Second, Guaido’s hold over the opposition coalition is increasingly tenuous. His partners have always refrained from recognizing him as their likely presidential candidate in a forthcoming election. After two years of failed attempts at toppling Maduro, his leadership is contested and there are growing discrepancies with his partners about strategy — for instance, regarding participation in forthcoming regime-sponsored regional elections. Denouncing Maduro and promoting elections is one thing; betting on one politician is another one altogether.
Third, the opposition’s campaign included actions whose legality is doubtful. In February 2019, it launched a bizarre attempt to force small caravans of trucks carrying humanitarian supplies through the Colombian and Brazilian borders and into Venezuela, against the will of the Maduro government. These efforts failed miserably. Two people died and hundreds were injured in clashes with Venezuelan police. In May of 2020, Venezuelan security forces easily smothered a botched attempt by members of an American private security company, led by a Canadian-born former Green Beret, to kidnap Maduro.
Such actions by the opposition are unsurprising given the desperate straits in which the country finds itself, but they are hardly compatible with Canada’s commitment to stand by a “rules-based” international order.
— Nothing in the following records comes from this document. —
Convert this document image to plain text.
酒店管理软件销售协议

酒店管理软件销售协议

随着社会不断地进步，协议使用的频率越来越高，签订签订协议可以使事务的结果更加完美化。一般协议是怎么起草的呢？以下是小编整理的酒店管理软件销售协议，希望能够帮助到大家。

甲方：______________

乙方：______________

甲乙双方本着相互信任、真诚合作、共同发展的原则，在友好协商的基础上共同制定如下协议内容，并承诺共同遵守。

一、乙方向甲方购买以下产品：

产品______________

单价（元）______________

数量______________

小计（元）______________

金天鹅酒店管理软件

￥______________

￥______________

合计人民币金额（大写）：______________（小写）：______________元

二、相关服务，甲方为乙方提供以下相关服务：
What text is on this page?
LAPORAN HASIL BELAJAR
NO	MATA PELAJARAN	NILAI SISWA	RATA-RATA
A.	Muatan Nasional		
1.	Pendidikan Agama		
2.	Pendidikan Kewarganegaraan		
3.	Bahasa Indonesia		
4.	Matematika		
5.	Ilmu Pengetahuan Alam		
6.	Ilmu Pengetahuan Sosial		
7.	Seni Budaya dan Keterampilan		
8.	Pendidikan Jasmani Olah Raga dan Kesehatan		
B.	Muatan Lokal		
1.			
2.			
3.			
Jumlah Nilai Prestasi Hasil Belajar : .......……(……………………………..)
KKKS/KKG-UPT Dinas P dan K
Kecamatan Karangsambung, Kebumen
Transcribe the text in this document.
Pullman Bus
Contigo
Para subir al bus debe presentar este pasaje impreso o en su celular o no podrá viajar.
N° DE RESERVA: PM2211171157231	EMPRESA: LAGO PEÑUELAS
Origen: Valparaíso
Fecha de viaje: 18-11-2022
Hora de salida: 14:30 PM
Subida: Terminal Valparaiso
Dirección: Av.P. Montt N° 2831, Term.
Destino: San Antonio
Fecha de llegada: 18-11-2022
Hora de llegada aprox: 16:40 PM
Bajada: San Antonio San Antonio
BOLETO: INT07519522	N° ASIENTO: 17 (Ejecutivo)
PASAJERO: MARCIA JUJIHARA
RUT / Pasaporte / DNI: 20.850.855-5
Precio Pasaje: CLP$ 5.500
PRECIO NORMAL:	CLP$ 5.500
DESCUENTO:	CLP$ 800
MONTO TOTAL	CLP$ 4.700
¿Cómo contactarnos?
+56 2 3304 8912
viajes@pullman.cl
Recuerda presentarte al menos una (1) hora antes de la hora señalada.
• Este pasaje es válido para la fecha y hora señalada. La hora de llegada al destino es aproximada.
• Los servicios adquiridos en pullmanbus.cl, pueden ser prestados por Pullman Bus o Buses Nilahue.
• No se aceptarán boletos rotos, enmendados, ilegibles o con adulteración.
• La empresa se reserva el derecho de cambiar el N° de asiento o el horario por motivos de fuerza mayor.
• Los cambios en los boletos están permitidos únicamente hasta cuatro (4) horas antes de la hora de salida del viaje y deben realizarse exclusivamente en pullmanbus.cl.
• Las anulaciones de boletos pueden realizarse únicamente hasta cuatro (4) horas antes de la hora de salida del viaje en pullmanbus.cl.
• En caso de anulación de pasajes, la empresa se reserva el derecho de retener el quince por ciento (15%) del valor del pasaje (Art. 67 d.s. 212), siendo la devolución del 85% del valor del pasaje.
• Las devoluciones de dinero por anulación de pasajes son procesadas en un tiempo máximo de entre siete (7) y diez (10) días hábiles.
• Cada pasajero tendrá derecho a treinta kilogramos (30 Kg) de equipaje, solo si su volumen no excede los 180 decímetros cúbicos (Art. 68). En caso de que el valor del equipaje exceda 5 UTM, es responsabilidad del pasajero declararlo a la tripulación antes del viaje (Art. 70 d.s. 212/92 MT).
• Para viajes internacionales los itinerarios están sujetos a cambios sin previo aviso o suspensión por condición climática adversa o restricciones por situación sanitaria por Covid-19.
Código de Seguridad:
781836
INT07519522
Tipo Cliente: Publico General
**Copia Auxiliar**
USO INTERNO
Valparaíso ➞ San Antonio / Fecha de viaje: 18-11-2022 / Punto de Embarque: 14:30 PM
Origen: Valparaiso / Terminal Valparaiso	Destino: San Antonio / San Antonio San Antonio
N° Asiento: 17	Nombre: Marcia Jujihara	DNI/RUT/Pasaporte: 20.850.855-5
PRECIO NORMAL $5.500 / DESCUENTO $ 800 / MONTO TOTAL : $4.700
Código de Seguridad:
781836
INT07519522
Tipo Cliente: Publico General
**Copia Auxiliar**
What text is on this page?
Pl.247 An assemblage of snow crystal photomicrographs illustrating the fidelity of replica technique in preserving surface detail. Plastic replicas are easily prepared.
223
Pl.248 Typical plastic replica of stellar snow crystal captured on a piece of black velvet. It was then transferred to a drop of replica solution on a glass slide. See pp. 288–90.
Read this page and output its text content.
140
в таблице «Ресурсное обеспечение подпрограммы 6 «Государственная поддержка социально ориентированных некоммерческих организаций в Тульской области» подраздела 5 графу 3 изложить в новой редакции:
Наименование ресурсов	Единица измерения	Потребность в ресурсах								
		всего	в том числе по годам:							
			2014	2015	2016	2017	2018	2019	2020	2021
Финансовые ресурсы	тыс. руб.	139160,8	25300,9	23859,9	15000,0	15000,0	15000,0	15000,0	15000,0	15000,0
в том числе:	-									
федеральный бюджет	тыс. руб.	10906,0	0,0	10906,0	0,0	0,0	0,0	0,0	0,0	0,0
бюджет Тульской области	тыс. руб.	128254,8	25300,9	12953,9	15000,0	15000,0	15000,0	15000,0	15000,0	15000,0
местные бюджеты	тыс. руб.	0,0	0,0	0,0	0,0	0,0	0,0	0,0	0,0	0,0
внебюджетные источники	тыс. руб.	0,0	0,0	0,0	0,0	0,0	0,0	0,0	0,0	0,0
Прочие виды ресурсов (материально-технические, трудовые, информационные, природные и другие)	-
Fourth, the Lima Group itself has major limitations as a vehicle for the defence and promotion of democracy. For one thing, with a number of Latin American countries staying out, particularly Argentina and Mexico, its claim to regional representation is weak. And, crucially, the democratic credentials of several of its members are extremely tenuous.
Brazilian President Jair Bolsonaro is openly challenging the legitimacy of his country’s democratic institutions. Peru is going through its deepest political crisis in a decade, and Chile is tentatively emerging from its own. Corruption is the rule among the political elites of El Salvador, Guatemala, Haiti and Honduras, and their leaders have been fighting efforts to reign it in. Given such partners, the credibility and legitimacy of the Lima Group’s denunciation of abuses and authoritarianism in Venezuela is basically null.
So, what should Canada do? Drop the Lima Group, whose lack of legitimacy is counterproductive. Join the EU in reframing support for Juan Guaidó and abandon the fiction of the interim presidency. Also with the EU, and hopefully the Biden administration in America, build a large coalition that denies Maduro’s legitimacy but calls for negotiations leading to free and fair elections in which he and his political allies would be free to compete.
Working with a diverse and credible a group of governments, Canada should also denounce broad sanctions, keep providing humanitarian aid in Venezuela and in neighbouring countries and be very cautious about advocating for targeted individual sanctions and especially threats of prosecution by an international court. Sanctions and prosecution threats are favourite tactics of Canadian foreign policy makers, but for the good of the inevitable negotiations with regime figures — and however unpalatable it might be — it’s a good idea not to back them into a corner now.